Ela piscou, tentando ajustar-se à nova realidade. A dor nas têmporas a atingiu como uma lâmina afiada, forçando-a a franzir a testa. Fazia anos que não sentia algo tão mundano quanto uma dor de cabeça.

— Quando... eu cheguei aqui? — murmurou, ofegante.

Ela estava deitada em uma superfície fria. O cheiro metálico no ar fez com que suas narinas queimassem. Seu olhar logo se ajustou ao ambiente, revelando um local limpo, com paredes brancas, mas levemente corroídas, que não combinavam com a floresta vibrante onde estivera. Olhou ao redor, e então viu o secretário amarrado em um canto. Seu corpo estava preso e sua máscara repousava no balcão próximo. Sua boca amordaçada por um pedaço de pano impedia que gritasse, mas seus olhos estavam arregalados enquanto a encarava diretamente. Ele tentou se mexer, mas o nó era firme, e seus grunhidos apenas ressoavam baixinho no ambiente.

— Miguel? — Ana tentou se levantar, mas sentiu uma pontada aguda em suas costas. Movendo-se com dificuldade, ela mexeu os ombros, sentindo um leve grude de sangue seco.

Ela franziu o cenho e olhou para a direita, onde algo chamou sua atenção: uma figura deitada no chão. Era uma mulher-planta, mas algo estava terrivelmente errado. Grandes buracos adornavam seu corpo, pedaços que pareciam ter sido arrancados de forma bruta. Mas o que mais chamava a atenção eram as mãos da mulher, ou melhor, a falta delas, pois haviam sido decepadas. Poças de um verde avermelhado se encontravam ao redor dos pulsos mutilados. Um bisturi brilhava próximo ao corpo, sugerindo que a violência tinha ocorrido recentemente.

— Que merda é essa...? — murmurou, sua voz carregada de incredulidade.

Ana piscou, tentando processar tudo, mas nesse instante uma dor aguda em suas mãos a distraiu, irradiando por seus dedos e subindo pelos braços. Ao baixar o olhar, se deparou com dezenas de pequenas flores costuradas em sua pele, amarradas diretamente na carne de suas mãos, como se ela própria tivesse se tornado parte daquele horror botânico. O implante era grosseiro, com fios escuros colocados de forma descuidada, mas estranhamente precisa.

Cada movimento parecia tensionar as costuras, fazendo seu corpo vibrar com uma sensação estranha de dor e conectividade. Uma pontada forte percorreu suas articulações, e então vomitou um líquido espesso de um tipo de seiva misturado com sangue.

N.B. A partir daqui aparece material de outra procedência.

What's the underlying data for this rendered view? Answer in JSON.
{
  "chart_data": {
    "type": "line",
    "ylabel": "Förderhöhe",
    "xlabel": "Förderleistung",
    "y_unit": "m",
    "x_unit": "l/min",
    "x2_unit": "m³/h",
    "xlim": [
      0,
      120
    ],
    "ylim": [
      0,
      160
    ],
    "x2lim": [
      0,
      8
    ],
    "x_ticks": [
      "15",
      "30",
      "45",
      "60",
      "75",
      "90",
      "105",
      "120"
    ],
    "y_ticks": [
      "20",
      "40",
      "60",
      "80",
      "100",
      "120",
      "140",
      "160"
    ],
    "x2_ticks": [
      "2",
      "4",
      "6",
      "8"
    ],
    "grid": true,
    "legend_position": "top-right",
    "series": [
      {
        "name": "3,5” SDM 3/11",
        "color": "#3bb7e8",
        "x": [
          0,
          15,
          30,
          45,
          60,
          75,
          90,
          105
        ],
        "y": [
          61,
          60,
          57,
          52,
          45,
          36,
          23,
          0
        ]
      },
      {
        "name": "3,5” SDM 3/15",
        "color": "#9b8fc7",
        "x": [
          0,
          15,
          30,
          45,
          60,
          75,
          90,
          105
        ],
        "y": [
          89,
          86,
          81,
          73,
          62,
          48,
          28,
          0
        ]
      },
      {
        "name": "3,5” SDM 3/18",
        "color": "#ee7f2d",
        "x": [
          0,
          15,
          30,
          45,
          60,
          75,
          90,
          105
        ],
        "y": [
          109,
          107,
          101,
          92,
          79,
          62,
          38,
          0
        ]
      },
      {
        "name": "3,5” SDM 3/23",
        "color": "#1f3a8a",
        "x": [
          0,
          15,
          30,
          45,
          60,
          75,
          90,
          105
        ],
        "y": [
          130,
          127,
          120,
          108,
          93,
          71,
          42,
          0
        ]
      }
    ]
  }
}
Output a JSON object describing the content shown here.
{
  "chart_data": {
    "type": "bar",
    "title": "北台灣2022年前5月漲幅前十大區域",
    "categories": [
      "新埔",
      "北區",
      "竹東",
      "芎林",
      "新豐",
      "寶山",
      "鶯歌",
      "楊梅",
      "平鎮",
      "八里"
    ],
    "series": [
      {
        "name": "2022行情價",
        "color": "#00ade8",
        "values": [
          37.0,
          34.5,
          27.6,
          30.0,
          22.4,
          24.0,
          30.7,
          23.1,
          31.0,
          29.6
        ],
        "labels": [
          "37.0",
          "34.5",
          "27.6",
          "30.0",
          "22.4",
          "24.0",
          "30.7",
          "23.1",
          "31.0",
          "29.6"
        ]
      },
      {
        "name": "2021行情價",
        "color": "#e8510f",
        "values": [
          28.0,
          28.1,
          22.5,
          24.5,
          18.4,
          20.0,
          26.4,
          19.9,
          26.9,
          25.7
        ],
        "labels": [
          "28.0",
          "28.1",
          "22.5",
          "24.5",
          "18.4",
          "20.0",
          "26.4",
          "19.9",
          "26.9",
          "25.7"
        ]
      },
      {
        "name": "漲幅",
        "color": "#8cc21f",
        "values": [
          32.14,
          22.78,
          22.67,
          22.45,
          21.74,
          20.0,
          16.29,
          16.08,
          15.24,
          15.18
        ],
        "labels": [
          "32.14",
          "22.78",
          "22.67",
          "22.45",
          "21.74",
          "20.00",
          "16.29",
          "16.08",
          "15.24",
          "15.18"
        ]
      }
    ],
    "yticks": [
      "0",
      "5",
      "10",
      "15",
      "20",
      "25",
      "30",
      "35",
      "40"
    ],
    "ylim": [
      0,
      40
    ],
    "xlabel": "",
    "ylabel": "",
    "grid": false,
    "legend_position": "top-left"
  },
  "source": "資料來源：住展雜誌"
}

O cheiro metálico da substância misturado com o perfume doce das flores invadia suas narinas, criando uma confusão sensorial que a fazia sentir-se à beira de uma epifania insana.

— Não... não... não… 

Em meio a voz partida, um riso trêmulo de descrença começou a escapar de seus lábios, vacilante.

— Eu… eu virei... a porra de uma planta? 

O riso cresceu até explodir em uma onda incontrolável, reverberando pelas paredes do local. Um riso que oscilava entre o puro divertimento e o desespero absoluto.